Matter of Cynthia Lurry-Carter v. New York State and Local Retirement System et al. (Appellate Division, Third Department, April 9, 2026)
This case involved a widow’s effort to have her late husband’s New York public retirement choice changed so she could receive survivor benefits. The Third Department overturned the Comptroller’s denial, holding that the agency wrongly treated the law’s 60-day extension language as a strict cutoff, and sent the matter back to decide whether there was reasonable cause to allow the late filing.
The decision matters because it confirms that, in some retirement cases, late option changes may still be considered even after the usual deadline.
The People of the State of New York v. Troy D. Cassell Jr. (Appellate Division, Third Department, April 9, 2026)
The Third Department reversed Troy Cassell Jr.’s convictions for drug-impaired driving, driving with a child passenger, driving with a suspended license, and child endangerment, and ordered a new trial. Although the court found the evidence strong enough to support the verdict, it held that the trial judge improperly used a numbers-only jury without explaining why or showing that juror names were given to the defense. This decision matters because it underscores that courts must follow required jury-selection rules and resolve key evidence-suppression issues before trial.
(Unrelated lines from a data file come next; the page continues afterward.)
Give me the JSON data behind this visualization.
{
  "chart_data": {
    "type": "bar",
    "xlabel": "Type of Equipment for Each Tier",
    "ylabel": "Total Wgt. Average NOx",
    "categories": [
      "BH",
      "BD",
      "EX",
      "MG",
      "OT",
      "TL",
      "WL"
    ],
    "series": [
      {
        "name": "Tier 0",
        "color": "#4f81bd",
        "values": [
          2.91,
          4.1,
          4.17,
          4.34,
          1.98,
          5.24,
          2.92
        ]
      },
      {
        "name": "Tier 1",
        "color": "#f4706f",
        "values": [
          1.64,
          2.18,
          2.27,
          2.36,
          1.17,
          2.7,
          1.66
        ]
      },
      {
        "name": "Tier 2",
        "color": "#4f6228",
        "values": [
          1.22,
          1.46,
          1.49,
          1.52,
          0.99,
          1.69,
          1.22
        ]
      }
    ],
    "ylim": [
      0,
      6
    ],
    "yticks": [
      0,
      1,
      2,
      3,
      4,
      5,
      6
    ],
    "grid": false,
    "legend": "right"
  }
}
Romas v. County of Suffolk (Appellate Division, Second Department, April 8, 2026)
In a bicycle accident case involving an alleged pothole on a Suffolk County road, the Second Department ruled that the County could not avoid liability simply by relying on a local charter provision that tried to eliminate constructive notice claims. The court affirmed the denial of summary judgment because the County showed it lacked prior written notice, but did not prove it also lacked constructive notice. This matters because counties cannot use local laws to override state highway-defect rules, and they must address both types of notice to win dismissal early.